Professor Tony Kouzarides, Founder of STORM Therapeutics and joint project leader from the Gurdon Institute, University of Cambridge, commented: "This is an important milestone in the understanding of RNA epigenetics and its links to disease. These findings highlight the importance of RNA modifying enzymes in cancer, and in particular in leukaemia. New treatments for AML are desperately needed and we have been looking for novel genes that would be good drug targets. We identified the methyl transferase enzyme METTL3 as a highly viable target against AML. Our study will inspire pharmaceutical efforts to find drugs that specifically inhibit METTL3 to treat AML."

STORM has established a pipeline of drug discovery programmes to develop novel, first-in-class drugs for the treatment of specific cancers and other diseases with high unmet medical need. It is focusing on two classes of RNA modifying enzymes, RNA methyltransferases and terminal uridyltransferases (TUTases), and has already advanced two undisclosed targets in drug discovery.

Keith Blundy, CEO of STORM Therapeutics, said: "STORM leads the field of harnessing the power of RNA epigenetics as a new area of important biology.
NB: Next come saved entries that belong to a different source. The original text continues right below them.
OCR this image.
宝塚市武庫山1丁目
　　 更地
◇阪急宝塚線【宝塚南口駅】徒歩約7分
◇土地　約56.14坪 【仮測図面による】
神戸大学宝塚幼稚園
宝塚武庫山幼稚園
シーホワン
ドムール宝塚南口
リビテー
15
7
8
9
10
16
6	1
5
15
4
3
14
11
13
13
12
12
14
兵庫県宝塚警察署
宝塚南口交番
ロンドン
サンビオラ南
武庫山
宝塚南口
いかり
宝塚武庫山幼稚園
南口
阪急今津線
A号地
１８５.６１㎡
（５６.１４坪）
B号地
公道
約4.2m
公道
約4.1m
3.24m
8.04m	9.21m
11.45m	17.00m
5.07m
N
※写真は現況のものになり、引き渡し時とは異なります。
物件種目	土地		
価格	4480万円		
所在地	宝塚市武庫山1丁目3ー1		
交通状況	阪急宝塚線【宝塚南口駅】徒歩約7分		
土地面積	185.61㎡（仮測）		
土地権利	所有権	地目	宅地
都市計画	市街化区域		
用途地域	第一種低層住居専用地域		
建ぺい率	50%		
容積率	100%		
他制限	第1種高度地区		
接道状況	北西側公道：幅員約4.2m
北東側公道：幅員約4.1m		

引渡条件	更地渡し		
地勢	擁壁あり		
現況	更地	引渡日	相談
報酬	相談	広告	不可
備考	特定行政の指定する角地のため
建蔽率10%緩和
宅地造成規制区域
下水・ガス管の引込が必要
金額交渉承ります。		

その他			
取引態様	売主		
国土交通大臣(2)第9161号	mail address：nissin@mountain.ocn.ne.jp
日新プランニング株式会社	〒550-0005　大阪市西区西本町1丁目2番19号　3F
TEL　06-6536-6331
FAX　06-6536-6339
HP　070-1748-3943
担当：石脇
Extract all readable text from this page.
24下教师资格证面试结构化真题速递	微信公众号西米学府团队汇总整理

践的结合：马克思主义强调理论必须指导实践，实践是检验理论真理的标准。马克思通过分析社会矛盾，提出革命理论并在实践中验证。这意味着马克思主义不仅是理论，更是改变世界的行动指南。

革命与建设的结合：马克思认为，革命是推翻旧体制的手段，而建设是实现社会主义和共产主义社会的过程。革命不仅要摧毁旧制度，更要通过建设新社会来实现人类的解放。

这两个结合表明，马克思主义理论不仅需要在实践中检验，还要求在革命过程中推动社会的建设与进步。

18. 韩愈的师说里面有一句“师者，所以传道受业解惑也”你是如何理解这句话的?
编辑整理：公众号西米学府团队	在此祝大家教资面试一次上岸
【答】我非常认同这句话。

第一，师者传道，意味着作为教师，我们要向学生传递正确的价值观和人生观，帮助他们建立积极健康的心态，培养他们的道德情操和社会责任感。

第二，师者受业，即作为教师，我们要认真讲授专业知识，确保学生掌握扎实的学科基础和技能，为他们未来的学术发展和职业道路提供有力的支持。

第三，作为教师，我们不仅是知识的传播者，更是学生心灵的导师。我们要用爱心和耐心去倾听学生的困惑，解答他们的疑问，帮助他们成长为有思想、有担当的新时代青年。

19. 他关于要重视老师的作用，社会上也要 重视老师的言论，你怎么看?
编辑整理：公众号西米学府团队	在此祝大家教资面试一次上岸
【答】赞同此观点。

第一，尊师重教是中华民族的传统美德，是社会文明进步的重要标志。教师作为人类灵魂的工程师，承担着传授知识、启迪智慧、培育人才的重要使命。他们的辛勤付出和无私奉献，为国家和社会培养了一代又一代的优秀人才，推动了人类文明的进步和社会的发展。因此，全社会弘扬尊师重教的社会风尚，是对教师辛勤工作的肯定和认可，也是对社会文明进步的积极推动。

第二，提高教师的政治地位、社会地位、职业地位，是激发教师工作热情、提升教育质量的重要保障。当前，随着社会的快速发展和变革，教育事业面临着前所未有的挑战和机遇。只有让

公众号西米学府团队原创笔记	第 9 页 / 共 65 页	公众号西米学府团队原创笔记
Our ambition is to become a world leading therapeutics company tackling diseases through modulating RNA modifying enzymes. Publication of these data, in such a prestigious journal as Nature, is validation of the world class science on which the Company was founded."

This publication represents results obtained from research conducted in collaboration by: Wellcome Trust Sanger Institute, The Gurdon Institute and Department of Pathology at the University of Cambridge, Cold Spring Harbor Laboratory and STORM Therapeutics.